The difference is obvious
As with most other areas of the body, there are 2 different types of shoulder pain, that caused by trauma (e.g. injury, surgery) and that without a known cause (termed insidious). Either way, the approach to the treatment of these types of shoulder pain will vary according to the signs and symptoms. The trick to ensuring a full recovery is to be able to assess which other areas of the body may be involved in the problem.
For example, are you aware that a lot of shoulder pain is caused by hip muscle imbalance? Yes, the hips are connected to the shoulders via soft tissue and a muscle called the Latissimus Dorsi (or 'lats' in the gym circles). Therefore any fault with the hip can affect shoulder function, and vice versa. The neck, however, is a more common component of shoulder pain and dysfunction. As the neck is directly linked to the shoulder via many muscles and soft tissues, the two areas are inseparable when it comes to treating shoulder pain. Tight neck soft tissues can result in the shoulder being dragged up to the neck, thus causing immediate muscle imbalance/weakness in the shoulder.
With a pattern of weakness developed, the body is now forced to compensate, and when this happens, pain will eventually occur, somewhere. Often the compensation for weak shoulder muscles occurs in the neck muscles, thus putting the problem right back on the neck, so neck and shoulder pain often run in parallel. So it is evident that treating the shoulder only will not lead to a successful recovery.
Popular approaches to treating shoulder pain is via exercise, but as I have mentioned in other articles, exercises can be detrimental to recovery, especially given in the early stages of treatment. Stiffness is the most common problem with any form of pain, and it is imperative that flexibility be the main focus of the treatment, as with a return of flexibility will come a return in strength. So it is possible to treat the majority of shoulder injuries without exercise, thus preventing and possible unnecessary compensatory actions and dysfunction developing.
It is not uncommon to see someone who has suffered shoulder pain, but only after they have lost 50% of their range of motion in the joint. This is due to the ability of the surrounding muscles to compensate for lost motion in the shoulder. For instance, lifting the arm to the side does not involve the shoulder blade muscles until the arm is approximately 90 degrees up, parallel to the ground. However, if there is shoulder stiffness, this might happen before the 90 degrees, thus causing a pattern of movement which is incorrect and the possibility of pain developing somewhere else in the shoulder/neck/shoulder blade area.

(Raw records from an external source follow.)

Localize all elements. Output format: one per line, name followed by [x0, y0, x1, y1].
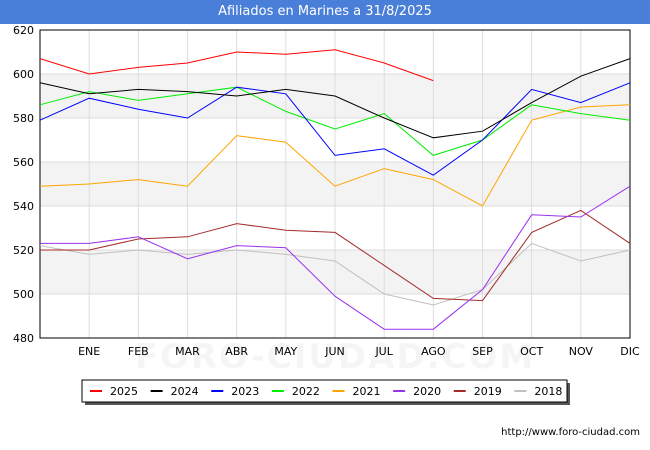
- watermark-text: FORO-CIUDAD.COM: [135, 337, 536, 377]
- x-tick-label: AGO: [421, 345, 446, 358]
- x-tick-label: MAR: [175, 345, 200, 358]
- series-line-2020: [40, 185, 631, 330]
- y-tick-label: 580: [13, 112, 34, 125]
- series-line-2022: [39, 86, 631, 156]
- y-tick-label: 620: [13, 24, 34, 37]
- legend-box: [81, 379, 568, 403]
- legend-label-2022: 2022: [292, 385, 320, 398]
- plot-border: [39, 29, 631, 339]
- x-tick-label: FEB: [128, 345, 149, 358]
- y-tick-label: 600: [13, 68, 34, 81]
- series-line-2021: [39, 104, 631, 207]
- x-tick-label: SEP: [472, 345, 493, 358]
- x-tick-label: DIC: [620, 345, 640, 358]
- x-tick-label: NOV: [569, 345, 594, 358]
- y-tick-label: 500: [13, 288, 34, 301]
- legend-label-2020: 2020: [413, 385, 441, 398]
- x-tick-label: MAY: [274, 345, 297, 358]
- y-tick-label: 540: [13, 200, 34, 213]
- x-tick-label: JUN: [324, 345, 345, 358]
- legend-label-2021: 2021: [353, 385, 381, 398]
- x-tick-label: ENE: [78, 345, 100, 358]
- source-url[interactable]: http://www.foro-ciudad.com: [501, 427, 640, 438]
- x-tick-label: OCT: [520, 345, 543, 358]
- legend-label-2025: 2025: [110, 385, 138, 398]
- legend-label-2018: 2018: [534, 385, 562, 398]
- legend-label-2019: 2019: [474, 385, 502, 398]
- legend-label-2024: 2024: [171, 385, 199, 398]
- legend-label-2023: 2023: [231, 385, 259, 398]
- series-line-2018: [39, 242, 631, 306]
- series-line-2019: [40, 209, 631, 302]
- x-tick-label: JUL: [374, 345, 393, 358]
- chart-title: Afiliados en Marines a 31/8/2025: [0, 0, 650, 24]
- series-line-2024: [39, 58, 631, 139]
- x-tick-label: ABR: [225, 345, 248, 358]
- series-line-2025: [39, 49, 434, 82]
- y-tick-label: 520: [13, 244, 34, 257]
- y-tick-label: 560: [13, 156, 34, 169]
- y-tick-label: 480: [13, 332, 34, 345]
- series-line-2023: [39, 82, 631, 176]
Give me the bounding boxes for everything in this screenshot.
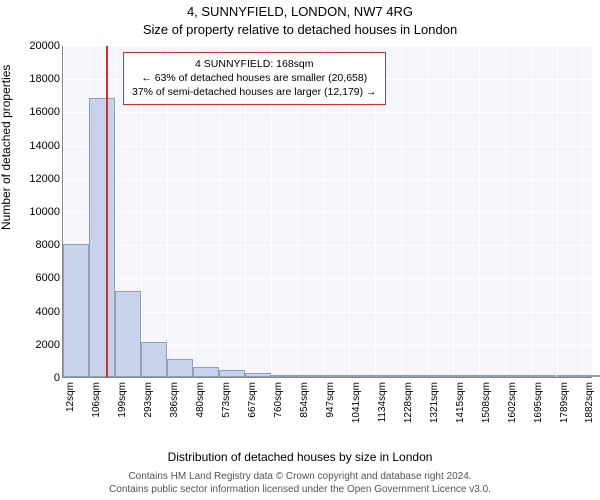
gridline-h [63, 212, 592, 213]
x-tick-label: 573sqm [221, 382, 232, 418]
y-tick-label: 20000 [10, 40, 60, 52]
x-tick-label: 1882sqm [584, 382, 595, 423]
y-tick-label: 18000 [10, 73, 60, 85]
histogram-bar [582, 375, 600, 377]
x-tick-label: 667sqm [247, 382, 258, 418]
y-tick-label: 14000 [10, 140, 60, 152]
y-tick-label: 16000 [10, 106, 60, 118]
histogram-bar [219, 370, 245, 377]
y-tick-label: 12000 [10, 173, 60, 185]
gridline-h [63, 312, 592, 313]
histogram-bar [167, 359, 193, 377]
x-tick-label: 1695sqm [533, 382, 544, 423]
x-tick-label: 199sqm [117, 382, 128, 418]
histogram-bar [193, 367, 219, 377]
y-tick-label: 8000 [10, 239, 60, 251]
histogram-bar [271, 375, 297, 377]
annotation-box: 4 SUNNYFIELD: 168sqm ← 63% of detached h… [123, 52, 386, 105]
y-tick-label: 4000 [10, 306, 60, 318]
gridline-h [63, 245, 592, 246]
histogram-bar [557, 375, 583, 377]
gridline-v [582, 46, 583, 377]
x-tick-label: 1041sqm [351, 382, 362, 423]
gridline-v [453, 46, 454, 377]
histogram-bar [349, 375, 375, 377]
x-tick-label: 106sqm [91, 382, 102, 418]
footer-line1: Contains HM Land Registry data © Crown c… [0, 470, 600, 483]
histogram-bar [531, 375, 557, 377]
histogram-bar [427, 375, 453, 377]
gridline-h [63, 278, 592, 279]
gridline-v [401, 46, 402, 377]
x-tick-label: 1789sqm [559, 382, 570, 423]
histogram-bar [63, 244, 89, 377]
gridline-h [63, 46, 592, 47]
histogram-bar [323, 375, 349, 377]
gridline-h [63, 112, 592, 113]
gridline-v [479, 46, 480, 377]
chart-subtitle: Size of property relative to detached ho… [0, 22, 600, 37]
gridline-v [427, 46, 428, 377]
histogram-bar [115, 291, 141, 377]
histogram-bar [453, 375, 479, 377]
x-tick-label: 1134sqm [377, 382, 388, 422]
annotation-line3: 37% of semi-detached houses are larger (… [132, 85, 377, 99]
gridline-h [63, 179, 592, 180]
x-tick-label: 1508sqm [481, 382, 492, 423]
y-tick-label: 2000 [10, 339, 60, 351]
gridline-v [531, 46, 532, 377]
y-tick-label: 0 [10, 372, 60, 384]
x-axis-label: Distribution of detached houses by size … [0, 450, 600, 464]
x-tick-label: 293sqm [143, 382, 154, 418]
x-tick-label: 854sqm [299, 382, 310, 418]
annotation-line1: 4 SUNNYFIELD: 168sqm [132, 57, 377, 71]
histogram-bar [375, 375, 401, 377]
histogram-bar [89, 98, 115, 377]
y-tick-label: 10000 [10, 206, 60, 218]
x-tick-label: 947sqm [325, 382, 336, 418]
histogram-bar [297, 375, 323, 377]
x-tick-label: 1228sqm [403, 382, 414, 423]
x-tick-label: 1415sqm [455, 382, 466, 423]
histogram-bar [141, 342, 167, 377]
x-tick-label: 480sqm [195, 382, 206, 418]
property-size-chart: 4, SUNNYFIELD, LONDON, NW7 4RG Size of p… [0, 0, 600, 500]
gridline-h [63, 146, 592, 147]
histogram-bar [479, 375, 505, 377]
histogram-bar [401, 375, 427, 377]
footer-line2: Contains public sector information licen… [0, 483, 600, 496]
x-tick-label: 386sqm [169, 382, 180, 418]
chart-footer: Contains HM Land Registry data © Crown c… [0, 470, 600, 496]
y-tick-label: 6000 [10, 272, 60, 284]
histogram-bar [505, 375, 531, 377]
x-tick-label: 1321sqm [429, 382, 440, 423]
gridline-v [505, 46, 506, 377]
property-marker-line [106, 46, 108, 377]
plot-area: 4 SUNNYFIELD: 168sqm ← 63% of detached h… [62, 46, 592, 378]
annotation-line2: ← 63% of detached houses are smaller (20… [132, 71, 377, 85]
x-tick-label: 12sqm [65, 382, 76, 412]
gridline-v [557, 46, 558, 377]
histogram-bar [245, 373, 271, 377]
chart-title-address: 4, SUNNYFIELD, LONDON, NW7 4RG [0, 4, 600, 19]
x-tick-label: 760sqm [273, 382, 284, 418]
x-tick-label: 1602sqm [507, 382, 518, 423]
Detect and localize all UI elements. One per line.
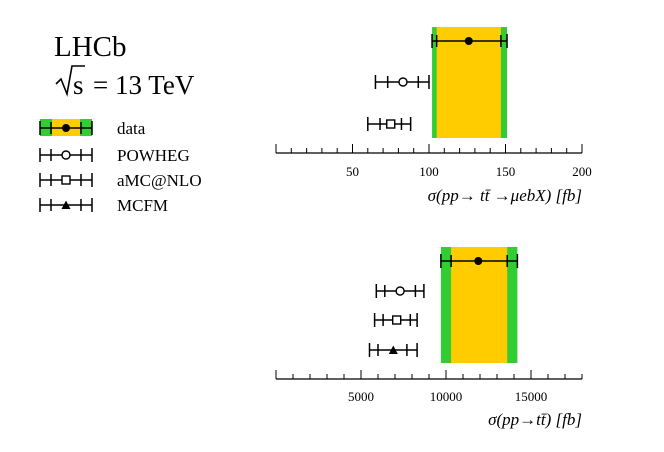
panel-ttbar-total: 5000 10000 15000 σ(pp→tt̄) [fb] [275, 247, 583, 429]
legend-label-data: data [117, 119, 146, 138]
open-circle-marker [398, 77, 408, 87]
x-tick-label: 15000 [515, 389, 548, 404]
prediction-powheg [375, 284, 425, 298]
prediction-powheg [374, 75, 430, 89]
data-stat-band [436, 27, 501, 138]
x-axis-label: σ(pp→ tt̄ →μebX) [fb] [428, 186, 582, 205]
legend-item-mcfm: MCFM [39, 196, 168, 215]
legend: data POWHEG aMC@NLO MCFM [39, 119, 202, 215]
filled-circle-marker [464, 37, 473, 45]
legend-label-mcfm: MCFM [117, 196, 168, 215]
x-axis-label: σ(pp→tt̄) [fb] [488, 410, 582, 429]
panel-ttbar-muebx: 50 100 150 200 σ(pp→ tt̄ →μebX) [fb] [275, 27, 592, 205]
sqrt-symbol [55, 65, 85, 97]
energy-value: = 13 TeV [93, 70, 195, 100]
legend-marker-filled-triangle [61, 200, 71, 209]
open-square-marker [392, 315, 402, 325]
prediction-mcfm [368, 343, 418, 357]
data-point [431, 34, 508, 48]
legend-label-amcatnlo: aMC@NLO [117, 171, 202, 190]
legend-marker-open-square [61, 175, 71, 185]
filled-circle-marker [474, 257, 483, 265]
x-tick-label: 200 [572, 164, 592, 179]
prediction-amc-nlo [367, 117, 412, 131]
prediction-amc-nlo [373, 313, 418, 327]
x-tick-label: 5000 [348, 389, 374, 404]
data-point [440, 254, 519, 268]
experiment-label: LHCb [54, 31, 127, 63]
energy-s: s [73, 70, 84, 100]
legend-marker-filled-circle [62, 124, 70, 132]
legend-marker-open-circle [61, 150, 71, 160]
legend-item-powheg: POWHEG [39, 146, 190, 165]
energy-label: s = 13 TeV [55, 65, 195, 100]
x-tick-label: 150 [496, 164, 516, 179]
x-tick-label: 100 [419, 164, 439, 179]
open-circle-marker [395, 286, 405, 296]
legend-item-amcatnlo: aMC@NLO [39, 171, 202, 190]
x-tick-label: 50 [346, 164, 359, 179]
legend-item-data: data [39, 119, 146, 138]
data-stat-band [451, 247, 508, 363]
legend-label-powheg: POWHEG [117, 146, 190, 165]
open-square-marker [386, 119, 396, 129]
filled-triangle-marker [388, 345, 398, 354]
x-tick-label: 10000 [430, 389, 463, 404]
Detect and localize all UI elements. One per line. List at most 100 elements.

So what causes shoulder pain not a result of trauma? Well, commonly it is some form of overuse. This could come from sports such as tennis or cricket, where the arms are used repetitively in a particular pattern, but it could just as easily come from fixed positions such as being in front of a computer (excuse me while I stretch...). I have found a strong link between the ability of the Autonomic nervous system to control circulation, and the ability of the muscles and soft tissues to operate normally. So, as with other insidious pain, the starting point might be in the nervous system, resulting in poor blood flow rate, thus stiffness and weakness developing. This then results in compensation and eventually pain.
Shoulder pain is, of course, a natural part of trauma to the shoulder, be it from surgery or direct injury, such as a fall on the shoulder or on an outstretched hand, or from contact in sport. The goal in these cases is the same. Restore good blood flow rate, restore soft tissue flexibility and the strength and function will take care of itself. Once the body feels more stable and comfortable in the function, the pain will ease. Please note, pain is not always the first symptom to disappear, as it is a part of the body's warning system and is there for a reason. If pain is treated rather than the dysfunction causing pain, then you will possibly cause further damage as you are unable to ascertain whether what you are doing is harmful or not. The pain signals are there to say stop, they are not there to be switched off if the body requires them.
This does not mean living with the pain from trauma, this can be eased with pain killers, but as long as you realise it is treating the symptom, NOT the cause, and you still have to take care. There is no way to speed up the healing process, but removing the obstacles getting in the way of the repair is the way to go, enabling the body to repair itself at its own rate.
Shoulder pain can be very debilitating, but be aware of stiffness, as this is often the key precursor to pain. If you feel you are unable to move your shoulder as you did before, even though you do not have pain, get it seen to, you could prevent a lot of pain in the future. The golden rule with pain of any type is: if you suffer pain for more than 24 hours, get it seen to, as the body has not been able to fix the problem, but it will attempt to compensate, and it is this that results in problems.